Die Ursachen für Mobbing sind vielfältig. Sie reichen von betrieblichen Gründen über individuelle Faktoren bis hin zu gesellschaftlichen Gegebenheiten und Entwicklungen.

Motive bei Mobbern:
Angst vor Arbeitsplatz-, Macht- oder Autoritätsverlust gehören zu den Motiven der Mobber genauso wie persönliche Vorurteile oder Antipathien.

Begünstigende Faktoren bei Betroffenen:
Es gibt eine Reihe von Faktoren, die einen Mobbingfall begünstigen z.B.: der/die "Neue" am Arbeitsplatz, die äussere Erscheinung, ein befristeter Arbeitsvertrag, das Alter, Geschlecht oder die Nationalität.

Beispiele für gesamtgesellschaftliche Ursachen von Mobbing:
Rezession, sozialer und wirtschaftlicher Abbau, die Verschlankung von Produktionen, Verwaltungen und Dienstleistungsbereichen, der Abbau sozialer Errungenschaften und Gepflogenheiten, unterschiedliche arbeitszeitrechtliche Regelungen zwischen Ost und West begünstigen Mobbing.

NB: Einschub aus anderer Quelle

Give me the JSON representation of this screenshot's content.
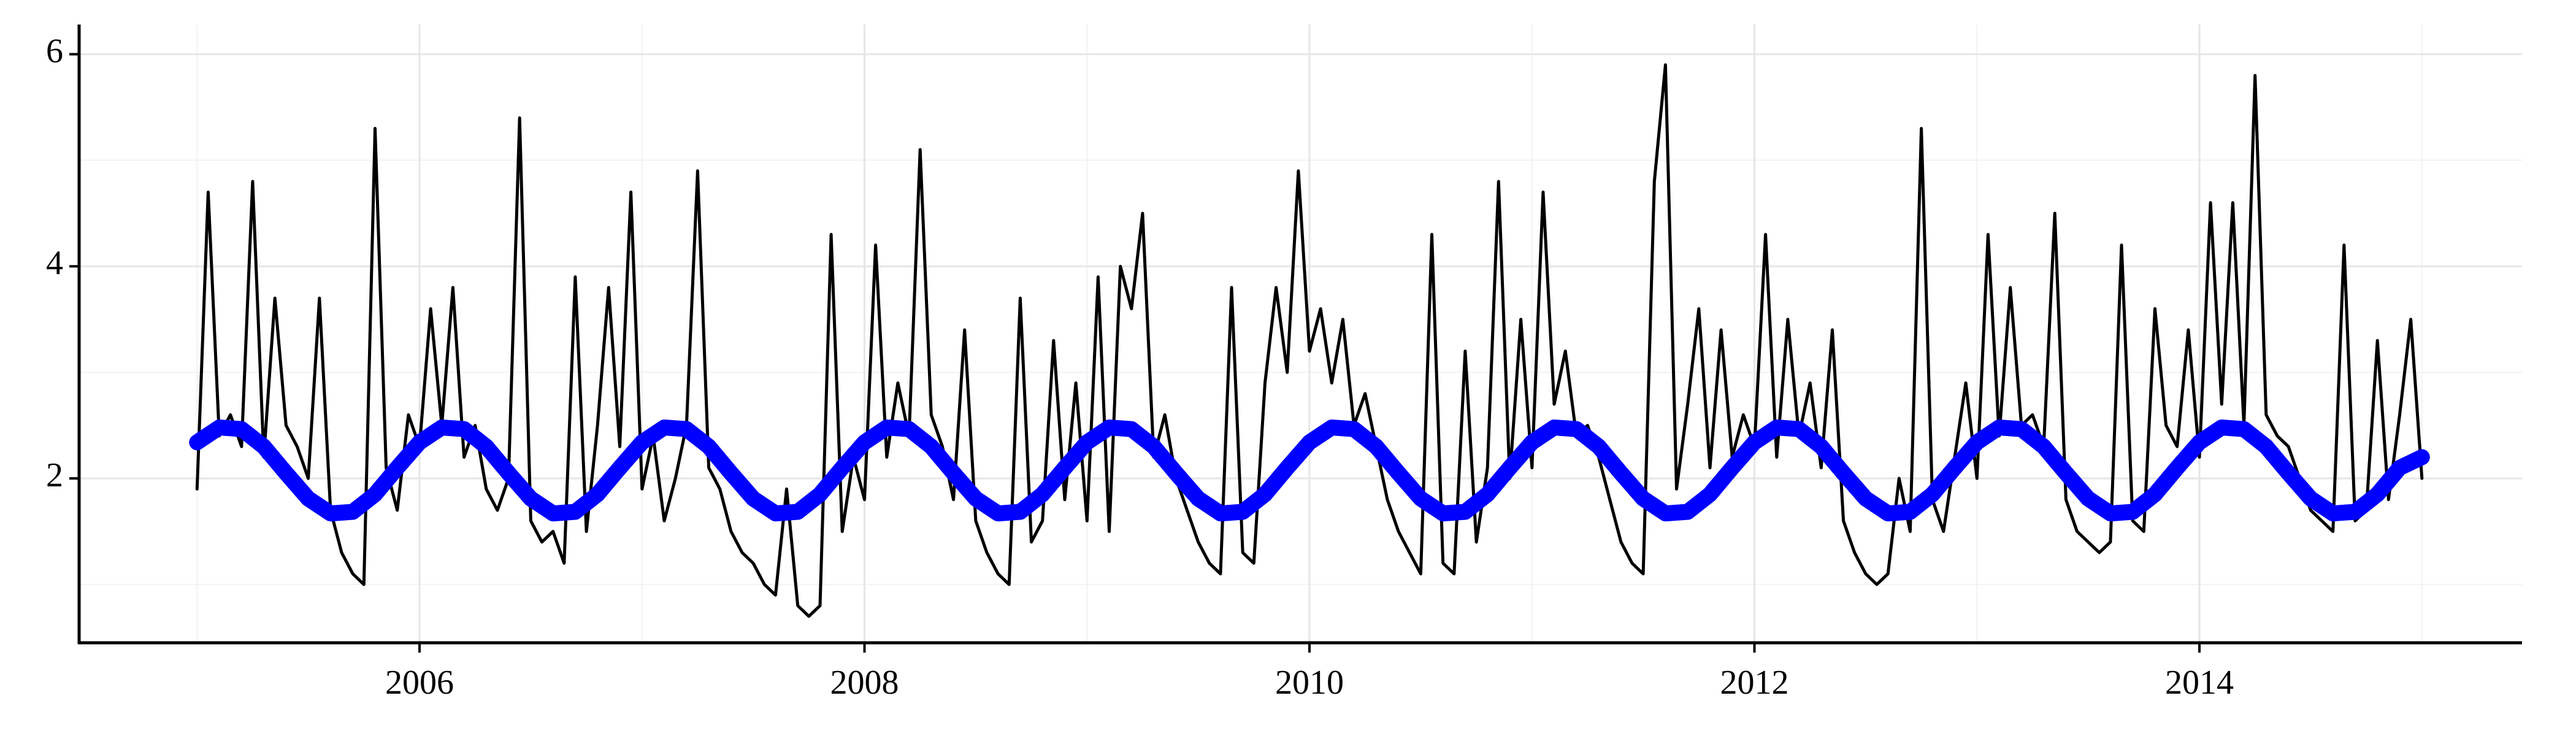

Zudem läßt die gesellschaftliche Spaltung in Arbeitslose und Arbeitende - der angespannte Arbeitsmarkt - ein moralisches Klima entstehen, welches Diskriminierung und Ausgrenzung von Einzelnen, von Minderheiten oder auch geschlechtliche Diskriminierung offiziell zu rechtfertigen scheint (Wertewandel in der Gesellschaft!).

Beispiele für betriebliche Ursachen von Mobbing:
Fehlendes Problemlöseverhalten und mangelnde soziale Kompetenz des Management, Führungsmangel.

Mobbing kann sich nur entwickeln, wenn Mobbing sich entwickeln darf, wenn Führungskräfte, vorgesetzte Leitungsebenen bei Problemen und Konflikten wegschauen, sich nicht darum kümmern und den Konflikt weiterlaufen lassen und keine oder nicht ausreichende Verantwortung wahrnehmen. Solch ein Nichtstun wirkt sich in aller Regel als Billigung und Zulassung aus und unterhält und beschleunigt den Mobbingprozeß. Letzteres gilt in gleicher Weise für zögerlich oder nicht handelnde Mitarbeitervertretungen, also z.B. Betriebs- Personalräte.

Zu starre Hierarchien blockieren Mitgestaltung von Organisations- und Arbeitsprozessen und die Demokratisierung von Arbeitsabläufen und stellen ein verborgenes Konfliktpotential dar. In starren Hierarchien ist das Konfliktrisiko höher als in demokratisch geführten Unternehmen. Mangelt es bei entstandenen Konflikten zudem an kommunikativen Fähigkeiten zur Konfliktbewältigung, an einer Kultur des fairen Streitens, bleiben die Konflikte ungelöst und fördern Mobbing.

Ein niedriges Niveau der Organisationsstruktur und schlechtes Betriebsklima senken die Arbeitsleistung und die moralischen und ethischen Wertvorstellungen und fördern Streß und Frust. Mobbing wird zum Ventil.